Should the US raise the federal minimum wage?

Started by jimmy olsen, April 23, 2015, 01:06:12 AM

Previous topic - Next topic

Should the US raise the minimum wage?

No, keep it at $7.25
2 (6.7%)
Abolish the minimum wage
10 (33.3%)
Raise it to $10
5 (16.7%)
Raise it to $11.25
0 (0%)
Raise it to $12.50
3 (10%)
Raise it to $13.75
1 (3.3%)
Raise it to $15
5 (16.7%)
Raise it higher than $15
4 (13.3%)

Total Members Voted: 30

Valmy

#15
I have heard that the people making minimum wage are largely women so increasing it would make a dramatic impact on the gender wage gap. I suppose this is because so much of the male underclass is in jail.

With that consideration, that alot of these are single women likely with children, raising it to $10 or $15 might be a good idea. I don't know. There are also lots of college and high school kids working MW jobs who don't need it...well actually with college tuition being what it is. I mean outside of considerations about how many MW jobs that would kill.
Quote"This is a Russian warship. I propose you lay down arms and surrender to avoid bloodshed & unnecessary victims. Otherwise, you'll be bombed."

Zmiinyi defenders: "Russian warship, go fuck yourself."

DontSayBanana

Quote from: Valmy on April 23, 2015, 09:17:50 AM
Because that was the last time we raised it. If $7.25 2009 dollars was good for 2009 why not 2015? Not much has changed since then.

For starters, it was actually a stepped program from 2007, so $7.25 was "good enough" for 2007, not 2009.  In fact, it wasn't that it was good enough, but that was as much as they could muster the political willpower to implement.

Come to think of it, they couldn't even implement that on its own- the only way they managed the minimum wage hike was to attach it as a rider to the 2007 appropriations bill for Iraq War funding.
Experience bij!

Valmy

Congress couldn't pass a bill saying the sky is blue without doing shit like that.
Quote"This is a Russian warship. I propose you lay down arms and surrender to avoid bloodshed & unnecessary victims. Otherwise, you'll be bombed."

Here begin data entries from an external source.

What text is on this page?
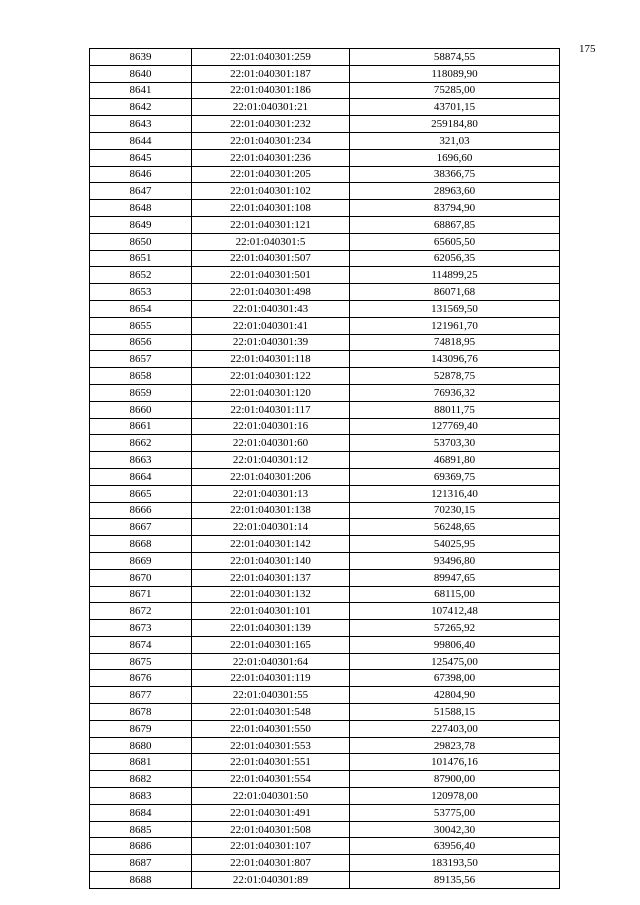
175
8639	22:01:040301:259	58874,55
8640	22:01:040301:187	118089,90
8641	22:01:040301:186	75285,00
8642	22:01:040301:21	43701,15
8643	22:01:040301:232	259184,80
8644	22:01:040301:234	321,03
8645	22:01:040301:236	1696,60
8646	22:01:040301:205	38366,75
8647	22:01:040301:102	28963,60
8648	22:01:040301:108	83794,90
8649	22:01:040301:121	68867,85
8650	22:01:040301:5	65605,50
8651	22:01:040301:507	62056,35
8652	22:01:040301:501	114899,25
8653	22:01:040301:498	86071,68
8654	22:01:040301:43	131569,50
8655	22:01:040301:41	121961,70
8656	22:01:040301:39	74818,95
8657	22:01:040301:118	143096,76
8658	22:01:040301:122	52878,75
8659	22:01:040301:120	76936,32
8660	22:01:040301:117	88011,75
8661	22:01:040301:16	127769,40
8662	22:01:040301:60	53703,30
8663	22:01:040301:12	46891,80
8664	22:01:040301:206	69369,75
8665	22:01:040301:13	121316,40
8666	22:01:040301:138	70230,15
8667	22:01:040301:14	56248,65
8668	22:01:040301:142	54025,95
8669	22:01:040301:140	93496,80
8670	22:01:040301:137	89947,65
8671	22:01:040301:132	68115,00
8672	22:01:040301:101	107412,48
8673	22:01:040301:139	57265,92
8674	22:01:040301:165	99806,40
8675	22:01:040301:64	125475,00
8676	22:01:040301:119	67398,00
8677	22:01:040301:55	42804,90
8678	22:01:040301:548	51588,15
8679	22:01:040301:550	227403,00
8680	22:01:040301:553	29823,78
8681	22:01:040301:551	101476,16
8682	22:01:040301:554	87900,00
8683	22:01:040301:50	120978,00
8684	22:01:040301:491	53775,00
8685	22:01:040301:508	30042,30
8686	22:01:040301:107	63956,40
8687	22:01:040301:807	183193,50
8688	22:01:040301:89	89135,56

Zmiinyi defenders: "Russian warship, go fuck yourself."

Syt

Quote from: Valmy on April 23, 2015, 09:02:31 AM
Well it was $7.25 in 2009 so I guess in today's money that would be about $8. So raise it to that.

Is there no automatic mechanism for adjusting the minimum wage (inflation, average wage increases or similar)?
I am, somehow, less interested in the weight and convolutions of Einstein's brain than in the near certainty that people of equal talent have lived and died in cotton fields and sweatshops.
—Stephen Jay Gould

Proud owner of 42 Zoupa Points.

Valmy

Quote from: Syt on April 23, 2015, 09:59:21 AM
Quote from: Valmy on April 23, 2015, 09:02:31 AM
Well it was $7.25 in 2009 so I guess in today's money that would be about $8. So raise it to that.

Is there no automatic mechanism for adjusting the minimum wage (inflation, average wage increases or similar)?

Nope. And wages are pretty stagnant so most American workers have gotten poorer as the years go by.
Quote"This is a Russian warship. I propose you lay down arms and surrender to avoid bloodshed & unnecessary victims. Otherwise, you'll be bombed."

Zmiinyi defenders: "Russian warship, go fuck yourself."

viper37

Quote from: Admiral Yi on April 23, 2015, 07:52:50 AM
Let the states raise their minimum wages.
that.

It's up to the States to do it, not the Federal.  Then people will move to States they feel better in, if it really makes a difference.
I don't do meditation.  I drink alcohol to relax, like normal people.

If Microsoft Excel decided to stop working overnight, the world would practically end.

Habbaku

Quote from: Admiral Yi on April 23, 2015, 07:52:50 AM
Let the states raise their minimum wages.

Yeah.

States like New York might be able to handle a $15/hour rate across the board, but this will cause some serious pain in places like Mississippi, Arkansas, etc.
The medievals were only too right in taking nolo episcopari as the best reason a man could give to others for making him a bishop. Give me a king whose chief interest in life is stamps, railways, or race-horses; and who has the power to sack his Vizier (or whatever you care to call him) if he does not like the cut of his trousers.

Government is an abstract noun meaning the art and process of governing and it should be an offence to write it with a capital G or so as to refer to people.

-J. R. R. Tolkien

crazy canuck

Are States able to set minimum standards for Federally regulated employees?

The Brain

I don't have an opinion on US minimum wage.
Women want me. Men want to be with me.

Tonitrus

Quote from: Admiral Yi on April 23, 2015, 09:45:18 AM
There's a separate minimum wage for tipped positions.  Currently $2.13 I believe.

That's a good first start for change.  Tips shouldn't subsidize restaurants.

Admiral Yi

Quote from: Tonitrus on April 23, 2015, 02:46:49 PM
That's a good first start for change.  Tips shouldn't subsidize restaurants.

They don't.

crazy canuck

Quote from: Admiral Yi on April 23, 2015, 03:00:40 PM
Quote from: Tonitrus on April 23, 2015, 02:46:49 PM
That's a good first start for change.  Tips shouldn't subsidize restaurants.

They don't.


In theory that is true.  But in practice, all too often, the house takes a percentage of the tip pool.

Berkut

Quote from: crazy canuck on April 23, 2015, 03:03:34 PM
Quote from: Admiral Yi on April 23, 2015, 03:00:40 PM
Quote from: Tonitrus on April 23, 2015, 02:46:49 PM
That's a good first start for change.  Tips shouldn't subsidize restaurants.

They don't.


In theory that is true.  But in practice, all too often, the house takes a percentage of the tip pool.

Really? How often is that?
"If you think this has a happy ending, then you haven't been paying attention."

select * from users where clue > 0
0 rows returned

crazy canuck

Quote from: Berkut on April 23, 2015, 03:49:32 PM
Quote from: crazy canuck on April 23, 2015, 03:03:34 PM
Quote from: Admiral Yi on April 23, 2015, 03:00:40 PM
Quote from: Tonitrus on April 23, 2015, 02:46:49 PM
That's a good first start for change.  Tips shouldn't subsidize restaurants.

They don't.


In theory that is true.  But in practice, all too often, the house takes a percentage of the tip pool.

Really? How often is that?

All too often

Martinus

Even when the house does not take a cut, tips do subsidise restaurants as tipping culture allows restaurants to get away with paying their employees less.